Eu ainda não digeri

Eu, mãe de uma menina com 9 anos de idade e com os primeiros sinais de puberdade e de um menino que ainda mama no peito, não digeri a série ‘Adolescência’. E se você ainda não viu, corre lá, lê minha crônica depois porque não há como falar dessa série sem spoiler. Neste momento, é a série mais vista em 71 países, com 93 milhões de horas assistidas e mais de 66 milhões de espectadores batendo recordes da Netflix. É necessária, dolorosa, assustadora (principalmente para mães e pais, eu acho). É visceral.

Meninas e mulheres morrem. Meninos e homens sofrem e matam. Entre as grandes perguntas que a série instalou na minha cabeça: como é que uma família comum cria um filho assassino? E antes de mais nada… não sou profissional de saúde. Sou só uma mãe, jornalista que tem como principal objetivo da vida criar bons seres humanos: felizes, honestos, funcionais, amorosos, autoconfiantes, sensíveis. A maior missão da minha vida, com certeza, é criar Cecília e Matheus e me orgulhar deles.

E hoje quero falar sobre a criação dos filhos (mais dos meninos que das meninas) e eu vi um vídeo da psicóloga Laura Oliveira (que eu amo) e que fez todo sentido pro que mais me pegou na série. Como criar um filho não misógino em uma sociedade completamente machista e que mata meninas e mulheres todos os dias?

Partindo do pressuposto que todo mundo que está lendo viu a série, vamos a três pontos importantes… Um menino pode matar mesmo não sendo doente ou psicopata. Assassinos podem ser criados em famílias comuns e isso é o que mais dói na série, podia ser na nossa casa. Não existe uma culpa única e simples.

Em resumo, sendo bem difícil resumir essa obra de arte: vivemos em uma sociedade que odeia mulheres, que sexualiza crianças e que acha impossível homens e mulheres serem amigos sem conotação sexual. Uma sociedade que romantiza o ciúme e que por centenas de anos ensinou aos meninos a guardarem sentimentos, a serem machistas, misóginos e agressivos.

No primeiro episódio eu falei com meu marido e pedi que ele também assistisse.
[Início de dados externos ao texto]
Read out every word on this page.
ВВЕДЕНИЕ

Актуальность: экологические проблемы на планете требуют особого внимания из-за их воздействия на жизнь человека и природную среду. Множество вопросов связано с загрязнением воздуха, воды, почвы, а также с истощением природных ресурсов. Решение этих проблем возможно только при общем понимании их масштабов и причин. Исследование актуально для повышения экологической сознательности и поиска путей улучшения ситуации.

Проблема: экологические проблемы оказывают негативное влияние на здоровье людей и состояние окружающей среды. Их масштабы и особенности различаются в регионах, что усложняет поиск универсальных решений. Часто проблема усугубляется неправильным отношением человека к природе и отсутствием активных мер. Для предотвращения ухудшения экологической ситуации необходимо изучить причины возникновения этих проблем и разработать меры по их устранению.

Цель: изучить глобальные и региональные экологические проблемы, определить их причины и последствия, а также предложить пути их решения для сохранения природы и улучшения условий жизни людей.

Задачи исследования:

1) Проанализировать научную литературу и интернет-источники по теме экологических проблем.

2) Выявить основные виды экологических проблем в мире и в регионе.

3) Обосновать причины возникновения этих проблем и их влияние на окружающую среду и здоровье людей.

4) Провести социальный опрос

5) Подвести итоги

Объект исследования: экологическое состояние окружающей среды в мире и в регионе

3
Ele ainda não havia se interessado e meu algoritmo estava lotado de spoilers, comentários, análises. Nas postagens, assim como nos grupos da escola: mães, mães e mulheres e mães. Kadu assistiu, ficou desesperado tal qual a Catherine aqui.
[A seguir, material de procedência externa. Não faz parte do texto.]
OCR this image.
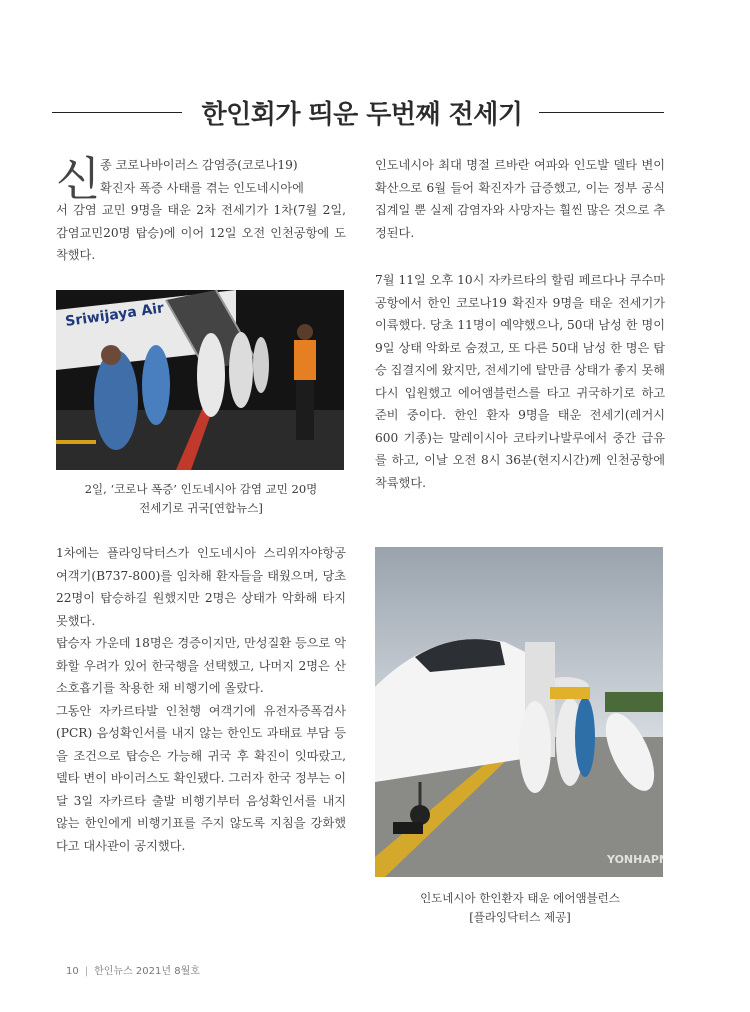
한인회가 띄운 두번째 전세기
신 종 코로나바이러스 감염증(코로나19)

확진자 폭증 사태를 겪는 인도네시아에

서 감염 교민 9명을 태운 2차 전세기가 1차(7월 2일, 감염교민20명 탑승)에 이어 12일 오전 인천공항에 도착했다.

Sriwijaya Air
2일, ‘코로나 폭증’ 인도네시아 감염 교민 20명
전세기로 귀국[연합뉴스]

1차에는 플라잉닥터스가 인도네시아 스리위자야항공 여객기(B737-800)를 임차해 환자들을 태웠으며, 당초 22명이 탑승하길 원했지만 2명은 상태가 악화해 타지 못했다.

탑승자 가운데 18명은 경증이지만, 만성질환 등으로 악화할 우려가 있어 한국행을 선택했고, 나머지 2명은 산소호흡기를 착용한 채 비행기에 올랐다.

그동안 자카르타발 인천행 여객기에 유전자증폭검사(PCR) 음성확인서를 내지 않는 한인도 과태료 부담 등을 조건으로 탑승은 가능해 귀국 후 확진이 잇따랐고, 델타 변이 바이러스도 확인됐다. 그러자 한국 정부는 이달 3일 자카르타 출발 비행기부터 음성확인서를 내지 않는 한인에게 비행기표를 주지 않도록 지침을 강화했다고 대사관이 공지했다.

인도네시아 최대 명절 르바란 여파와 인도발 델타 변이 확산으로 6월 들어 확진자가 급증했고, 이는 정부 공식 집계일 뿐 실제 감염자와 사망자는 훨씬 많은 것으로 추정된다.
7월 11일 오후 10시 자카르타의 할림 페르다나 쿠수마 공항에서 한인 코로나19 확진자 9명을 태운 전세기가 이륙했다. 당초 11명이 예약했으나, 50대 남성 한 명이 9일 상태 악화로 숨졌고, 또 다른 50대 남성 한 명은 탑승 집결지에 왔지만, 전세기에 탈만큼 상태가 좋지 못해 다시 입원했고 에어앰블런스를 타고 귀국하기로 하고 준비 중이다. 한인 환자 9명을 태운 전세기(레거시 600 기종)는 말레이시아 코타키나발루에서 중간 급유를 하고, 이날 오전 8시 36분(현지시간)께 인천공항에 착륙했다.
YONHAPNEWS
인도네시아 한인환자 태운 에어앰블런스
[플라잉닥터스 제공]
10 | 한인뉴스 2021년 8월호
Cirúrgica, Laura fala da dinâmica social em que vivemos e da necessidade de mudança de comportamento que não passa apenas pelas palavras ditas, mas pelo exemplo. Aquela máxima de que o exemplo arrasta… E tem um ponto no discurso da psicóloga da série que eu gostei demais. O menino Jamie explica que o pai não é violento e é questionado sobre as amizades que ele tem. O garoto diz que o pai não tem amigas mulheres, que respeita a mãe, algo nesse sentido. Não, esse não é o motivo porque não existe um só, mas é uma das milhões de camadas para refletirmos.

Eu sou uma mulher que tem zero ciúme. Zero de verdade. Acho brega, desnecessário, idiota e infantil sentir ciúme, mas eu sei que não é assim na maioria das famílias. Kadu tem amigas mulheres. Eu tenho amigos homens. E isso, que parece um detalhe, é só uma ponta. Vamos pensar juntos aqui. Como criar um menino que respeita e admira mulheres se ele não vê homens que são amigos de mulheres, que leem mulheres, que ouvem cantoras mulheres, se interessam por políticas mulheres, que admiram empresárias? Como criar um homem que tem relações de amizade, respeito e carinho se cada vez que um bebê se aproxima de uma menina, a gente diz que é namoradinha?

Outro dia Cecília foi a uma festa da escola, de um amigo. A sala toda foi chamada, mas ela foi a única menina que compareceu. Cecília é do ballet e do judô. Se mistura na turma sem pensar muito em como isso ocorre. É natural pra ela. Agora, meu caminho é outro. Matheus transitar do mesmo jeito que a irmã. Pra ela é inconcebível uma festa de aniversário só pras amigas porque ela tem dezenas de meninos entre os amigos prediletos. Eu desejo que pro Matheus seja também inconcebível uma festa sem amigas mulheres: de bebê até sempre. E o caminho é muito mais longo do que parece.

Não existe receita de bolo, infelizmente. Mas existem alguns pontos que a gente já conhece bem: telas monitoradas, carinho e afeto, exemplo, diálogo, educação e eu acrescento ainda uma pitada de fé. Que a discussão da série seja só um ponto de partida pro mundo todo questionar a criação das novas gerações. Que meu desespero de assistir esses quatro episódios me façam questionar cada movimento de uma educação que vai determinar quem são os homens e mulheres do futuro. E claro, eu sei bem dos meus privilégios.